Cards Against Humanity
Number of players: At least four
Equipment: Cards Against Humanity set
The shtick: It’s “inappropriate” – a snarky, jaded, adult version of Apples to Apples. For all the adolescent innuendo (something called the Bigger Blacker Box), it’s actually quite fun.
It’s a snarky, jaded, adult version of Apples to Apples.
Each player gets 10 “answer” cards, on which are written nouns (“poor people,” “catapults”) or gerunds (“eating the last known bison,” ”grave robbing”). A card czar plays a “question” card, reading out its question to the group. (Examples: “The class field trip was completely ruined by _________.” “What is a girl’s best friend?”) Players submit the answer card they deem best, and the card czar reads aloud the answers, then chooses the winner.
Less than two years old, Cards Against Humanity has perched atop Amazon.com’s “Toys and Games” bestseller list for a while now. That’s despite the fact that the game, invented by eight twentysomething Illinoisans, is available as a PDF download for free. Need more endorsement? Anne Hathaway says it’s her favorite, although she misidentified its name as “Crimes Against Humanity.” Oops.
Number of players: Six or more
Equipment: Scraps of paper, hat, pens
Like Charades but better.
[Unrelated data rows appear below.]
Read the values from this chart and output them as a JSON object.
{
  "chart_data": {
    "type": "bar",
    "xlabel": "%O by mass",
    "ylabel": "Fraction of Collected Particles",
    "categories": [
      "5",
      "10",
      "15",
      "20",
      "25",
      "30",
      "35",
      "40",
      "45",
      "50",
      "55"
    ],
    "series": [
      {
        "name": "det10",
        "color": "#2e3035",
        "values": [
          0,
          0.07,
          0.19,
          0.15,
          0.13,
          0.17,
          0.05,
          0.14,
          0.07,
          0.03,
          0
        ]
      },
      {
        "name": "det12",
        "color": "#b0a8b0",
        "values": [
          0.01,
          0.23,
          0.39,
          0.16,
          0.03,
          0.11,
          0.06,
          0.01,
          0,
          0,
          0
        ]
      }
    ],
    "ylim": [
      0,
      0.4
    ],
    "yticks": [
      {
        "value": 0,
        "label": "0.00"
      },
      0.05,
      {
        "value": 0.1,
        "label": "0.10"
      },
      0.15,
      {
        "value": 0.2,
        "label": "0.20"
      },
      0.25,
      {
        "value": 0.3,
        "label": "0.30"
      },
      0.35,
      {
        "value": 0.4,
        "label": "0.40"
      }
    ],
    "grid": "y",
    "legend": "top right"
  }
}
To begin, everyone writes down the names of well known personages on paper scraps and then puts them into a hat, bucket or similar receptacle. The players divide into teams of two or more. One by one, players withdraw a name and then describe the person without using his or her name. “Bono,” for instance, could be “the Irish rock singer who loves Africa.” In the second round, players can use only one word to describe their subject. In the third round, players can use no words, only actions.
Are You There, Moriarty?
Number of players: Four or more
Equipment: Blindfolds and newspapers
Confession: We have never played “Are You There Moriarty?” and we are not sure we ever want to. We wouldn’t mind watching. The game involves two blindfolded players who lie prone on the floor, head to head, about three feet from each other. One player asks, “Are you there, Moriarty?” The second replies, “yes.” Then they begin to try to hit each other with their rolled-up newspapers. The first player hit is eliminated, and another player takes his place.
The game was popular when Sir Arthur Conan Doyle was writing about Sherlock Holmes and his archnemesis, Dr. Moriarty. And in some ways, it seems an ideal outlet for intrafamilial aggression, so long as you don’t combine it with anything sharp or alcoholic. “Definitely not a drinking game,” says my friend S., who swears she hasn’t played it since college.